Al igual de Ibsen, que para excitarse en el trabajo, presentaba la palma de la mano a la uña cargada de veneno de un escorpión, Maupassant escribió bajo la influencia de la morfina sus más famosos cuentos y novelas.

Obtenidos en gran parte a costa del vicio, los personajes de sus obras le fueron matando lentamente; tornóse en sombrío su carácter, nunca muy alegre; se enturbió la mirada de sus ojos claros –Goncourt lo cuenta–, y un día, la locura le desplazó silenciosamente a la celda de un manicomio poblado de los gritos de los locos furiosos, Tenía entonces treinta y tanto años y acababa de estrenar con enorme éxito su bellísimo drama “La Mussote”.

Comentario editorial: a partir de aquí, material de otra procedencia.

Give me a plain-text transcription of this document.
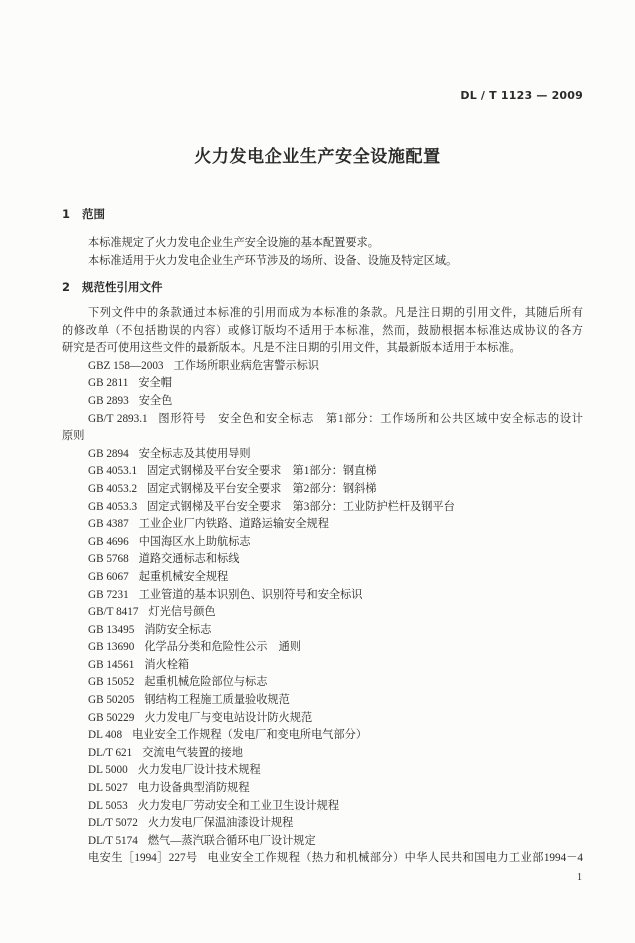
DL / T 1123 — 2009
火力发电企业生产安全设施配置
1 范围
本标准规定了火力发电企业生产安全设施的基本配置要求。
本标准适用于火力发电企业生产环节涉及的场所、设备、设施及特定区域。
2 规范性引用文件
下列文件中的条款通过本标准的引用而成为本标准的条款。凡是注日期的引用文件，其随后所有
的修改单（不包括勘误的内容）或修订版均不适用于本标准，然而，鼓励根据本标准达成协议的各方
研究是否可使用这些文件的最新版本。凡是不注日期的引用文件，其最新版本适用于本标准。
GBZ 158—2003 工作场所职业病危害警示标识
GB 2811 安全帽
GB 2893 安全色
GB/T 2893.1 图形符号　安全色和安全标志　第1部分：工作场所和公共区域中安全标志的设计
原则
GB 2894 安全标志及其使用导则
GB 4053.1 固定式钢梯及平台安全要求　第1部分：钢直梯
GB 4053.2 固定式钢梯及平台安全要求　第2部分：钢斜梯
GB 4053.3 固定式钢梯及平台安全要求　第3部分：工业防护栏杆及钢平台
GB 4387 工业企业厂内铁路、道路运输安全规程
GB 4696 中国海区水上助航标志
GB 5768 道路交通标志和标线
GB 6067 起重机械安全规程
GB 7231 工业管道的基本识别色、识别符号和安全标识
GB/T 8417 灯光信号颜色
GB 13495 消防安全标志
GB 13690 化学品分类和危险性公示　通则
GB 14561 消火栓箱
GB 15052 起重机械危险部位与标志
GB 50205 钢结构工程施工质量验收规范
GB 50229 火力发电厂与变电站设计防火规范
DL 408 电业安全工作规程（发电厂和变电所电气部分）
DL/T 621 交流电气装置的接地
DL 5000 火力发电厂设计技术规程
DL 5027 电力设备典型消防规程
DL 5053 火力发电厂劳动安全和工业卫生设计规程
DL/T 5072 火力发电厂保温油漆设计规程
DL/T 5174 燃气—蒸汽联合循环电厂设计规定
电安生［1994］227号 电业安全工作规程（热力和机械部分）中华人民共和国电力工业部1994－4
1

Ahora, en el homenaje del pasado domingo, habrán ido a besar el mármol frío de su estatua, en una especie de penitencia de los espíritus, todos sus personajes. En la caravana no pudieron faltar los hombres de quienes él habló con un terrible desprecio; ni la pobre “Bola de Sebo”, caminando entre los burgueses que ahogaron el llanto de la infeliz mujer con las notas patrioteras – en sus labios – de la Marsellesa; ni la madre de Pedro y Juan con sus dos hijos, que le recuerdan, el uno su deber y su pecado el otro; ni los campesinos avarientos que venden a sus hijos; ni la enfermera que mata de un susto a una vieja agonizante para ahorrarse unos días de velatorio; ni la infeliz tísica de “Las primeras nieves”… Habrán ido asimismo la turba de vagabundos hambriento y pastores ignorantes y las buenas burguesas que un día, cansada de no tener historia, ponen el pecado mortal junto a la serie de lamentables incidentes s de fogón y barredura que constituye su vida, y los dos pacíficos pescadores de caña que en una tarde de guerra se dejan fusilar serenamente con la tranquilidad de quien se somete a algo habitual.

Serán hombres de todas clases, embriones de epopeyas descifradas por el novelista, que acertó a destacar el heroísmo humilde de las gentes modestas, que viven en silencio detrás de un mostrador o sobre el pupitre de un escritorio, para al cabo surgir en un ademán de gesta y abandonar toda la serenidad y toda la quietud de sus vidas para ofrecerse al drama que nunca creyó entrar en almas tan toscas, en cuerpos tan bastos.

Todos los personajes, en fin, que él dejó retratados con resaltes trágicos y relieves de epopeya en la mezquina extensión de unos cuentos maravillosos, habrán corrido a la estatua de su señor, y por detrás de las cabezas del alcalde, del político, del literato y del periodista que discursearon en ese acto, no habrá sido difícil ver las siluetas de los verdaderos personajes de la conmemoración.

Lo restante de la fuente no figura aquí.